BONUS CONTENT: No Slavery in the North—A Morally Satisfying Myth
For the most part, slavery is thought of as a Southern institution, with the North distancing itself from culpability or complicity. The truth is that all states benefited in various ways from the institution of slavery.
“For northern trading hubs like New York and Rhode Island, the institution of slavery directly influenced their economies and the wealth and power of many of their leading residents,” according to the American Civil War Museum.
Anne Farrow, co-author of the book Complicity: How the North Promoted, Prolonged, and Profited from Slavery, told National Public Radio (NPR) that at its height, the enslaved population in the North reached more than 40,000 and that the port of Rhode Island was the epicenter of the slave trade in the North.
“Of the documented slaving voyages that left from the American Colonies and went to Africa, Rhode Islanders were at the helm of almost 90% of them,” Farrow told NPR. “Coastal Rhode Island—Bristol, Newport, the cities in between—were so heavily involved in the slaving trade they were also bringing many people back to Rhode Island to do work.”
Believing the myth
Sean Harvey, a history professor at Seton Hall University who teaches courses on colonial America, the American Revolution and the Civil War, says “Most Americans continue to think of enslavement as a ‘Southern’ practice. Yet, slavery was legally established in each of ‘the thirteen colonies’ and, though at the time of the Constitutional Convention only about 4% of the population of the states north of Maryland was enslaved, that number was much higher in specific regions.”
One of those regions, Professor Harvey notes, was New York City and the surrounding areas, including northeastern New Jersey. Approximately 15% of the population in that region was enslaved. According to U.S. Census numbers, New Jersey reached its highest number of enslaved people—12,422—in 1800, with the most—2,825—in Bergen County.
New Jersey was, in fact, the last Northern state to abolish slavery. New Jersey’s gradual emancipation law stipulated “Every child born of a slave…after the fourth of July (1804) … shall be free but shall remain the servant of the owner of his or her mother… until the age of 21 for women and 25 for men.” The law, passed on February 15, 1804, made no provision to free those already enslaved. According to the Equal Justice Initiative, a nonprofit organization that provides representation to the wrongly convicted, the New Jersey law actually delayed the end of slavery in the state for decades.
“After the American Revolution, enslavement gradually disappeared from states north of Maryland,” Professor Harvey says, “and nowhere more gradually than in New Jersey, where some people remained legally enslaved until the eve of the Civil War.”
New Jersey also initially rejected ratification of the 13th Amendment in 1865. It was the last Northern state to ratify the amendment on January 23, 1886.
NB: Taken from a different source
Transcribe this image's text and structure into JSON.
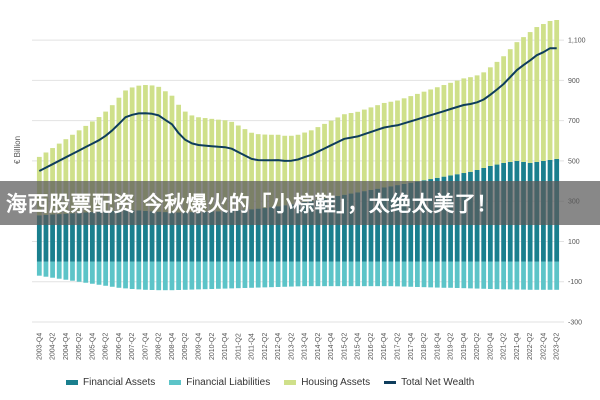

“Over the first few decades of the 19th century, changing economic interests, religious ideas, and activism fueled the growth of antislavery, not necessarily abolitionist, sentiment, in the northern states,” Professor Harvey says. “In the aftermath of the Civil War, many of those outside the South celebrated the role of ancestors and others in opposing the expansion of enslavement—casting enslavement itself as Southern. Ultimately, it was, and remains, a morally satisfying myth for people outside the South,” he said. —Jodi L. Miller
Glossary Words
emancipation — the release from slavery.
ratified — approved or endorsed.
statute — a particular law established by a legislative branch of government.
unalienable—not transferable to another or not capable of being taken away or denied.